Don’t be too quick to hate on Sarah though. The Bible counts her and Abraham as people of highest faith (Romans 4,Hebrews 11), and tells women that we should all try to be wives like her (1 Peter 3). The laugh isn’t really held against her. I admire Sarah a lot, but I can relate to her a lot, too. Another time in her life, she made Abraham pretend to be her brother because she was afraid evil guys would get him for having such a pretty wife. God wasn’t thrilled about this, but I relate to Sarah’s tendency to give into her fears and try to control the situation. She did it again when, after God promised her a son this first time, she was too impatient and made Abraham conceive a baby with her servant… ok, I wouldn’t go that far, personally, but the heart behind the action is what I’m talking about. That’s definitely me right there.

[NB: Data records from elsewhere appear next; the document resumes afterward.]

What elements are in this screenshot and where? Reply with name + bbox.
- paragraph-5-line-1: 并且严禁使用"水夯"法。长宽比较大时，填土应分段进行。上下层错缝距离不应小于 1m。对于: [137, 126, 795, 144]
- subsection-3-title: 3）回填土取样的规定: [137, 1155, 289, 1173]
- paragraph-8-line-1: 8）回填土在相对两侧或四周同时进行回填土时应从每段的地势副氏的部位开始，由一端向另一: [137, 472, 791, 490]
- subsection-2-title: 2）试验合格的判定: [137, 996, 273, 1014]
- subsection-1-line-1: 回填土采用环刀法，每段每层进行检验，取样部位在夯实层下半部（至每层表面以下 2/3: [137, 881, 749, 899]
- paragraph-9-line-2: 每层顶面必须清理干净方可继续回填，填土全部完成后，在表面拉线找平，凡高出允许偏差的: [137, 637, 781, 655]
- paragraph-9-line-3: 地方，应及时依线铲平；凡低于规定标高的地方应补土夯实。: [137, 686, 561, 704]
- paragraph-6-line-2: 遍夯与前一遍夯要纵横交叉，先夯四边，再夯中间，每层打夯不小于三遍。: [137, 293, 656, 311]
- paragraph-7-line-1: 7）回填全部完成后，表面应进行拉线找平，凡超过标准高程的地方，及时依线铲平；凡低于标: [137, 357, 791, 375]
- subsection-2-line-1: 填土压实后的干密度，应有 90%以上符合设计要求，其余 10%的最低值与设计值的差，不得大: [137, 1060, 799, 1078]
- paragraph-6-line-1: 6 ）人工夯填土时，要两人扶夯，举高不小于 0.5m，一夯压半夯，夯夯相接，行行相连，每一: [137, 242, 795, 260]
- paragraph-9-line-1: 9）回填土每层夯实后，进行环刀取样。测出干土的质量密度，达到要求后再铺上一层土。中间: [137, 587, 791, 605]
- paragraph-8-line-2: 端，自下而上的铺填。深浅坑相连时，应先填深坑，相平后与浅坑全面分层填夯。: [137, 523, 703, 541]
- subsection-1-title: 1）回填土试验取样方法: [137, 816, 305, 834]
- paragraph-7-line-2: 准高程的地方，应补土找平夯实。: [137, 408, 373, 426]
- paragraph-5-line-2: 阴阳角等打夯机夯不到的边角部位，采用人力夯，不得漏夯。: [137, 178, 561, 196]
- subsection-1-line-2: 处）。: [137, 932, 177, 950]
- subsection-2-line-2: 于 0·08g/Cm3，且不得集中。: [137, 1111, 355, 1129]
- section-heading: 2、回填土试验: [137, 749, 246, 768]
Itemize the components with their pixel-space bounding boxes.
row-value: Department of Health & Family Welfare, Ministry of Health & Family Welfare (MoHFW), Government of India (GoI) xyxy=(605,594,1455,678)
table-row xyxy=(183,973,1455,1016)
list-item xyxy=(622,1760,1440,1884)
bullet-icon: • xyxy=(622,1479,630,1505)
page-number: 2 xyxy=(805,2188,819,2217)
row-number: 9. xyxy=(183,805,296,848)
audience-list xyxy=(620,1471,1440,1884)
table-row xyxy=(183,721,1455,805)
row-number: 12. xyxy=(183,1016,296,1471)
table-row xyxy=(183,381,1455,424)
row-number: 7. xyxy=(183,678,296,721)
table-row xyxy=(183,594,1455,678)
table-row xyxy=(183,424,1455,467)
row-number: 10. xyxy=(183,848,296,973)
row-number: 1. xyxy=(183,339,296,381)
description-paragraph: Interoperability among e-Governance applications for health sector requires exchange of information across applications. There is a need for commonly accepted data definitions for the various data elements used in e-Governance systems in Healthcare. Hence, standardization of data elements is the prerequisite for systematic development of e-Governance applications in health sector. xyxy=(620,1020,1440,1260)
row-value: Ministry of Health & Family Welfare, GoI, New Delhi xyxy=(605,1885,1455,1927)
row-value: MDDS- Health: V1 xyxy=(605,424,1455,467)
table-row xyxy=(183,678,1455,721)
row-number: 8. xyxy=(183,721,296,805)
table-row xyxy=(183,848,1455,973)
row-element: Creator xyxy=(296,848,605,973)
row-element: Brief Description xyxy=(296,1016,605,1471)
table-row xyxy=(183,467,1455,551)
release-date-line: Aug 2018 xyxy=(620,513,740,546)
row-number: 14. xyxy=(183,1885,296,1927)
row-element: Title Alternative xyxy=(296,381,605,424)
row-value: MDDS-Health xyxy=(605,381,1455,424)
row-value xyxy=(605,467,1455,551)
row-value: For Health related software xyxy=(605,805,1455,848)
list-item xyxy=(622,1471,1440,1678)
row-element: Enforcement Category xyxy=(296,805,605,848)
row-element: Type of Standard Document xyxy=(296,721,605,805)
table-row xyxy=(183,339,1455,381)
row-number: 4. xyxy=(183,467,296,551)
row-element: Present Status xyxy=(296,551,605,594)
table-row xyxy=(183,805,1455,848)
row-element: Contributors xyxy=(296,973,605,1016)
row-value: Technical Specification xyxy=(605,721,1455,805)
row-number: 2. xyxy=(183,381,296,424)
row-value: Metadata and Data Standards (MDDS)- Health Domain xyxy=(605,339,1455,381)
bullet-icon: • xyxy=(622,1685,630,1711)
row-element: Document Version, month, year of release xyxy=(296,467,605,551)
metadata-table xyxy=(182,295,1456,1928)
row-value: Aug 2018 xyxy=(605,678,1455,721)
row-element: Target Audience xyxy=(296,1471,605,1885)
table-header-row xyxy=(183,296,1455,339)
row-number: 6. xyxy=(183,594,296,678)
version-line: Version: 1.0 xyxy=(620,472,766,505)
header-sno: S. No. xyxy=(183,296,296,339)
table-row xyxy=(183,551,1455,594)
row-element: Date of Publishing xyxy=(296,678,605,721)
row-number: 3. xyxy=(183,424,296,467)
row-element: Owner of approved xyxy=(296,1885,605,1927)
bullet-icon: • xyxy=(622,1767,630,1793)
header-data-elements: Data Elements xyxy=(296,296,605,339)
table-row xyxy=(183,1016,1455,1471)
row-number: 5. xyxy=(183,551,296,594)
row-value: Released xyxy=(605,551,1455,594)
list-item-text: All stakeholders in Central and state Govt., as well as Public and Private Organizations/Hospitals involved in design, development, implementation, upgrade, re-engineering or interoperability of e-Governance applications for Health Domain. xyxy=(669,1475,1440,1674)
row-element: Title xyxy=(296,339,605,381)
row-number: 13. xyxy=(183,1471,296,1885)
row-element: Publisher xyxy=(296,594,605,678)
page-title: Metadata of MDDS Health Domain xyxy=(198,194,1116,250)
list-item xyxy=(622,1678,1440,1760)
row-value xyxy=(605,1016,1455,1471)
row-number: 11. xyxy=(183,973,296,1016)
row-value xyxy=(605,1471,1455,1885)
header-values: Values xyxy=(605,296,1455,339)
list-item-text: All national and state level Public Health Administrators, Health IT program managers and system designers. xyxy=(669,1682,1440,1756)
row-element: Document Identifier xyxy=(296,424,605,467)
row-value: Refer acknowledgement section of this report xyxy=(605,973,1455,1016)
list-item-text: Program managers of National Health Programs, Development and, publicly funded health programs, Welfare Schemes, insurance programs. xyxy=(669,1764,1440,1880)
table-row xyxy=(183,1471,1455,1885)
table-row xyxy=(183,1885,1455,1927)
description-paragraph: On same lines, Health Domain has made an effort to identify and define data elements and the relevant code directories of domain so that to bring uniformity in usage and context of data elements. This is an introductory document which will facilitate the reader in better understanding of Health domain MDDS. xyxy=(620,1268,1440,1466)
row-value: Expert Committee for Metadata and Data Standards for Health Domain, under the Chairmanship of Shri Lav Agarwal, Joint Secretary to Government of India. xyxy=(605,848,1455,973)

And I’m not trying to rag on Hannah for being a “goody two-shoes” or something either. I still can relate to her, and I admire her faith in prayer, and I find great hope in her story. But if we’re honest, do you think a lot more of us are Sarahs thinking we are Hannahs? And could this self-deception be hindering our growth? For example, could we be at risk of victimizing ourselves more than examining ourselves?
Anyway — What do you think? Are you a Hannah or a Sarah? (If it helps, the Bible goes on and on about how gorgeous Sarah was, even at grandma age.) Or are you another biblical lady all together these days? Please share in the comments.